New experimental treatments are especially pertinent for young individuals with progressive and invariably fatal neurodegenerative conditions such as prion disease. Formal efficacy studies and clinical trials will further inform their potential use in clinical practice. The findings of our study may help improve diagnosis, which in turn may facilitate recruitment to future experimental treatment studies.

Study strengths

Our study utilised a comprehensively annotated national surveillance cohort, with a high rate of case ascertainment and phenotyping. We identified a large group of 46 young individuals with sCJD, with well-documented clinical features and completed diagnostic investigations. This study provides a coherent narrative of the characteristics of sCJD in younger individuals, congruent with international findings from previous studies over the last 2 decades, and extends the current body of evidence by incorporating the impact of RT-QuIC analysis and diffusion-weighted MRI. Our study also provides a comparison to cases of other prion subtypes and non-prion diagnoses, further informing differential diagnosis in this group.

Study limitations & future work

International CJD diagnostic criteria were updated in 2017 following the cooperation of CSF RT-QuIC and cortical ribboning on MRI brain. The authors acknowledge that there may have been a small degree of under-ascertainment in the earlier years of the study period prior to these developments. Within the young age of onset group, we identified only one case of possible sCJD between 31st August 2011 and 1st January 2017, which did not meet the criteria for probable sCJD based on the updated 2017 diagnostic criteria. The change in ascertainment level due to diagnostic criteria update is likely to be small.

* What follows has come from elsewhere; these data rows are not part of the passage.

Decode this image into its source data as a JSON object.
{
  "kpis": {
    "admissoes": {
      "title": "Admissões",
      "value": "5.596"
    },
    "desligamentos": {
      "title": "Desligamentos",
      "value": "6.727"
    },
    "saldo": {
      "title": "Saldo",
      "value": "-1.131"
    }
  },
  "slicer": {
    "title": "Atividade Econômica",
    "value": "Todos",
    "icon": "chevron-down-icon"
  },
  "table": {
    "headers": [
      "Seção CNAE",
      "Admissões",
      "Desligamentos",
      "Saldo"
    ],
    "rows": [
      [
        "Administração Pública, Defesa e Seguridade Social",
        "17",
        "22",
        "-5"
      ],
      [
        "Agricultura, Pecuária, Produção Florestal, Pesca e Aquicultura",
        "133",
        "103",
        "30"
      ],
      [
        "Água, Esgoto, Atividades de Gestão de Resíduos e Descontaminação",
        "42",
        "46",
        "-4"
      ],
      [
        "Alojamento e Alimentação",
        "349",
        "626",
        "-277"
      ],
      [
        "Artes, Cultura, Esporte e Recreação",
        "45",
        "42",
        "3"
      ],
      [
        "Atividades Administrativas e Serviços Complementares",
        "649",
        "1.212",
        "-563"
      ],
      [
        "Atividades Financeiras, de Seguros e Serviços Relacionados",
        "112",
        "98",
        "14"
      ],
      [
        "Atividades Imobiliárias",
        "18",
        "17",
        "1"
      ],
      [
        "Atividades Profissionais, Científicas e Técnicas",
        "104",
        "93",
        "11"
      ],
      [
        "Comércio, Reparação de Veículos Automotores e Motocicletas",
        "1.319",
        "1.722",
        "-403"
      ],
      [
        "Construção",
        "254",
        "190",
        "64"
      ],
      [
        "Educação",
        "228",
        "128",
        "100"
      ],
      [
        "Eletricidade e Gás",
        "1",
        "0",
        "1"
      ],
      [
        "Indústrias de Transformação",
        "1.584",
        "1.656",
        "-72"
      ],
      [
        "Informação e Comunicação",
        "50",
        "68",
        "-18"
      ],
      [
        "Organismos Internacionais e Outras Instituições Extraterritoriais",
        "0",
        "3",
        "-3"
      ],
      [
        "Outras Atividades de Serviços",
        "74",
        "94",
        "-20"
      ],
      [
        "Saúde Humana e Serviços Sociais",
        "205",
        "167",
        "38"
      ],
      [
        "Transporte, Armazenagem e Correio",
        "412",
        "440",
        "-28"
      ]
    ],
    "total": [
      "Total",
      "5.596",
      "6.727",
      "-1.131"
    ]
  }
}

Our data on symptoms is limited to two points in time: at illness onset and at the point of diagnosis. Longitudinal information regarding the onset of various symptoms may illustrate further age-related differences in sCJD symptomatology. Employment of validated symptom scoring systems in the longitudinal assessment of sCJD may help this by elucidating the evolution of symptoms in future studies of young-onset sCJD [47, 48].

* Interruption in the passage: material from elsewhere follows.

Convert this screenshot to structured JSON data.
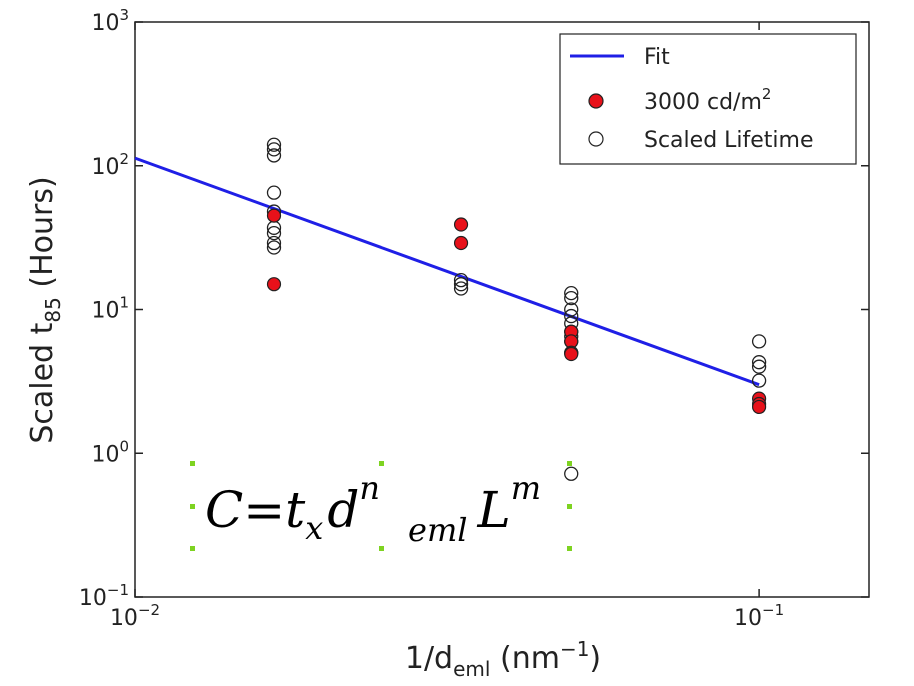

Although age appears to be a major factor in disease duration in sCJD, other predictors such as codon 129 polymorphism also play a significant role. Prospective studies focused specifically on survival analysis, including confounders, would be valuable in providing more accurate prognostic information for young individuals with sCJD.

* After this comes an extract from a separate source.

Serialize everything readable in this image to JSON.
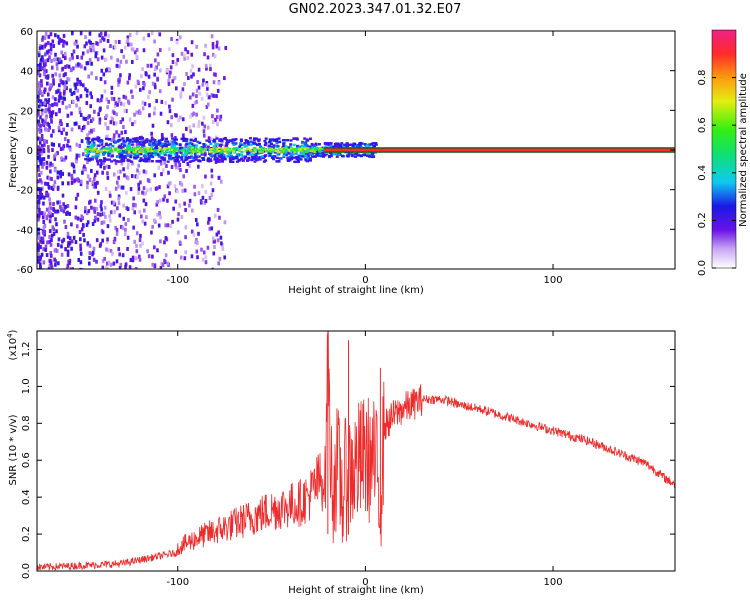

Due to the small autopsy sample size in the young age of onset group, we presented only limited data on the neuropathological profiles of younger individuals without statistical comparisons. Further autopsy case series with a larger number of individuals who undergo post-mortem may help to identify different neuropathological changes in young-onset sCJD.

Conclusion

Our study complements the existing literature by providing a coherent narrative of the clinical, investigation and neuropathological characteristics of young-onset sCJD from a large national surveillance cohort. Our findings have important “real-world” clinical implications for early-onset cognitive services and prion disease surveillance programmes worldwide, informing early and accurate diagnosis of sCJD in young individuals. Considerations should be taken to exclude other prion disease subtypes, which continue to have significant public health implications worldwide. Improvements in the diagnosis of this group will aid effective care planning and support recruitment to future clinical trials in human prion disease.